The researchers suspect that climate change is the biggest culprit and that big trees are acting as the ‘canary in the coalmine’ for the effects of global warming on the world’s forests. Big trees are more susceptible to high temperatures and water shortages than smaller trees.
“Older, larger trees are declining because of disease, drought, logging and other factors, but what stands out is that this decline is statewide,” said lead author Patrick McIntyre, of the University of California in Berkeley.
“Based on our data, water stress helps to explain the decline of large trees. Areas experiencing declines in large-tree density also experienced increased water stress since the 1930s,” he added.
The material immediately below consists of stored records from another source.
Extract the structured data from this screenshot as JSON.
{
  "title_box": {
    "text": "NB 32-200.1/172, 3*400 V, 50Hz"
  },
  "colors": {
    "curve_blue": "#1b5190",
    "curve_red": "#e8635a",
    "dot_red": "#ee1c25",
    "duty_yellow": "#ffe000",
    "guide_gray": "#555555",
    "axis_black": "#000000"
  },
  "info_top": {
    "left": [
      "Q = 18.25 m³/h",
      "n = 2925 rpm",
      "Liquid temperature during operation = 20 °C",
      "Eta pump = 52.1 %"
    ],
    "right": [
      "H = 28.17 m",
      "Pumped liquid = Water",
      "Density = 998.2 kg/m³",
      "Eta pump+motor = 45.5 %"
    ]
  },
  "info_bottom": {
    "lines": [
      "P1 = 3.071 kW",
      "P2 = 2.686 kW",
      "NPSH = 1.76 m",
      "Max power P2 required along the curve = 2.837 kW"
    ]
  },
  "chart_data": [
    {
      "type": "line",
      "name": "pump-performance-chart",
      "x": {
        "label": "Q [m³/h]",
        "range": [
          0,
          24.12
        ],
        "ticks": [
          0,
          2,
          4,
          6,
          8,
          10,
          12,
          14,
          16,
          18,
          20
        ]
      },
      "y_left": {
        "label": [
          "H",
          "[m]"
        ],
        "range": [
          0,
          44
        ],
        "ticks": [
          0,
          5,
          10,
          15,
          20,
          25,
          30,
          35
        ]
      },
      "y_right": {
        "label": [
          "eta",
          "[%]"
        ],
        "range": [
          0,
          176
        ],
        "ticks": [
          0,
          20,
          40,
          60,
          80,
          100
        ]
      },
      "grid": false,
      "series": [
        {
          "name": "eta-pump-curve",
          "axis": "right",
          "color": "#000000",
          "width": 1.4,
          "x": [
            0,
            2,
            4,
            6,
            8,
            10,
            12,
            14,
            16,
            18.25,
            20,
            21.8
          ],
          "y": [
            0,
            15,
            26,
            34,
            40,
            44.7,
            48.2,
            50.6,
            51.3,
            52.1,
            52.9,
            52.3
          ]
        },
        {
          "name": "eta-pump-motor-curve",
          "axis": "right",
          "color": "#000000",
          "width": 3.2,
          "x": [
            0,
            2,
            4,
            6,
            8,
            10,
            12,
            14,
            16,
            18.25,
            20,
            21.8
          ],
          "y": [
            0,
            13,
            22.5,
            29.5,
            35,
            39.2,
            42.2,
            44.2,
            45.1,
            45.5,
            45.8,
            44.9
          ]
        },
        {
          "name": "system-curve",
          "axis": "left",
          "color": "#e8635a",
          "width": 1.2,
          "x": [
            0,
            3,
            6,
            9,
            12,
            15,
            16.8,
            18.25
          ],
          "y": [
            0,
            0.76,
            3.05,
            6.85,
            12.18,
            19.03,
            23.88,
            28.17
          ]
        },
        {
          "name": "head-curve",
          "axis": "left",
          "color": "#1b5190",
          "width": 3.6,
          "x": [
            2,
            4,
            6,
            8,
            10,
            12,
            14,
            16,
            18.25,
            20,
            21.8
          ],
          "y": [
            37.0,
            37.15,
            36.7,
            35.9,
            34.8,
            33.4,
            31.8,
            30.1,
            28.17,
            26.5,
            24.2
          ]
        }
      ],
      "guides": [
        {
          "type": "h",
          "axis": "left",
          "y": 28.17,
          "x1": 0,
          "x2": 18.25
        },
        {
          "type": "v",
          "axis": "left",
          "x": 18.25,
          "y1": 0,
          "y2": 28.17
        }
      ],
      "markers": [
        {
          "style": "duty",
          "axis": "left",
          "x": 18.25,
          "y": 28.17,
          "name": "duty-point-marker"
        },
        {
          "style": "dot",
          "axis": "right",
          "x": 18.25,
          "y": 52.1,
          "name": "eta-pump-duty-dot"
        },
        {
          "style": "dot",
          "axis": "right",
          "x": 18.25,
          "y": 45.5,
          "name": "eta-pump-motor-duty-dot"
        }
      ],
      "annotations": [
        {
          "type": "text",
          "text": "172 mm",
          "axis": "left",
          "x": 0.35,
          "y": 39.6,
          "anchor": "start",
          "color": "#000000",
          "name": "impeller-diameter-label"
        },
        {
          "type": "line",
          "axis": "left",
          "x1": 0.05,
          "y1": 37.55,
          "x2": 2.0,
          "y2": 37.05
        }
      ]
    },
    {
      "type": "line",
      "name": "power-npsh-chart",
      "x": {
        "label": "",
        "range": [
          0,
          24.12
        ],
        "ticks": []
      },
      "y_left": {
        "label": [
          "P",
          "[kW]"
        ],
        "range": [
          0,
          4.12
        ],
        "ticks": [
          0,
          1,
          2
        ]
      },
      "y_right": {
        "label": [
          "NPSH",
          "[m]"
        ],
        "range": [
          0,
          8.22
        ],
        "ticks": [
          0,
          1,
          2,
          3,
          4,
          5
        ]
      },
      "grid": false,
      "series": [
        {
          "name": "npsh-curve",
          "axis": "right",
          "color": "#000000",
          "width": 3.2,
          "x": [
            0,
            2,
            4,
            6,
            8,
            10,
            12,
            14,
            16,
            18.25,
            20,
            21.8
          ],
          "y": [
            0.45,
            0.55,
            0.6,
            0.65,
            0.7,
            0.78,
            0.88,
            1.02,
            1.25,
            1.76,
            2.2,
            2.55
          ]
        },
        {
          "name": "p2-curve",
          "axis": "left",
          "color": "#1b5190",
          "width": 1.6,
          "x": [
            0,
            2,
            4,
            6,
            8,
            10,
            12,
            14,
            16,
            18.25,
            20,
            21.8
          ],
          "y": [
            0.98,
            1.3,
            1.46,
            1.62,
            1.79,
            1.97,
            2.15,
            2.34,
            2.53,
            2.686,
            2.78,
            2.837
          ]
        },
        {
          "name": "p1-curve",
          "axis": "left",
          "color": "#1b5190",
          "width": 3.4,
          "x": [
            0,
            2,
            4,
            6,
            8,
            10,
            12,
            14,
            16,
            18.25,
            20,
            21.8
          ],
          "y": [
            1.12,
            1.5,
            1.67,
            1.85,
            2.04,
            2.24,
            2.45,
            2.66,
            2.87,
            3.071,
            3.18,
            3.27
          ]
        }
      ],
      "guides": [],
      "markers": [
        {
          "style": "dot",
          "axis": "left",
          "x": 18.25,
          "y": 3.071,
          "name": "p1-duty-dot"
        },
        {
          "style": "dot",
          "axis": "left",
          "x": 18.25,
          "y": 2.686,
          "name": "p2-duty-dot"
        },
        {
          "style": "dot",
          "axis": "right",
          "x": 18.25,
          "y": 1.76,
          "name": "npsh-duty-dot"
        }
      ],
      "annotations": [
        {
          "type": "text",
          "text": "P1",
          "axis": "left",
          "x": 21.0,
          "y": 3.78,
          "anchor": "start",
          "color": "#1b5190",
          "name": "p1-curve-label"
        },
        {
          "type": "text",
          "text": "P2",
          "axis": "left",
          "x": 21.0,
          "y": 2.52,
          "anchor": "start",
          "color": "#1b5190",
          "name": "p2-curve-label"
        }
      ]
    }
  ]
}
The dive in the Californian big-tree population is likely to be even more pronounced over the past 100 years than 50 per cent. This is because the survey took in a 90 year period, which ended in 2010 and so excludes the effect of California’s enduring drought, now in its fourth year, the researchers warn.
The report notes that larger trees suffer disproportionately compared to smaller ones when subjected to the rising temperatures and declining moisture associated with climate change.
Scientists debate the reason for this, but many suspect that the larger trees need relatively more water than the smaller trees to withstand droughts and disease.
“The results may help forecast future forest responses to climate change, and in particular suggest that increased temperatures and changing water availability may lead to large-scale changes in forest composition,” notes the report, written by a team of scientists from the University of California and the US Geological Survey.
The report, published in the journal Proceedings of the National Academy of Sciences, monitored changes in the number of big trees – of two feet in diameter or more –using consensus data gathered in the 1920s and 30s with the first decade of this century. They found that no area was immune to significant declines, while parts of Southern California had seen 75 per cent of the big trees dying out.
The loss of these big trees is more damaging than the loss of small ones because they have a “disproportionate importance to forest structure, function and carbon storage” the report says, sucking carbon dioxide out of the atmosphere and providing food and shelter for wildlife.
When the trees die, the stored carbon is released into the atmosphere.
“There’s no question that if you are losing large trees, you are losing standing carbon in the forest. Loss of these big trees and the impact of drought stress become a big concern going forward in terms of its impact on the carbon cycle; they can turn a carbon sink into a source of carbon released into the atmosphere,” said co-author David Ackerly.
Princeton forest ecologist William Anderegg, who was not involved in the study, lamented the “shrubbification” of western forests.
“The loss of these majestic largest trees is a pretty emotionally powerful thing to think about. These are often the trees that have been around for thousands of years. It’s kind of a less magical future having lost those trees,” he said.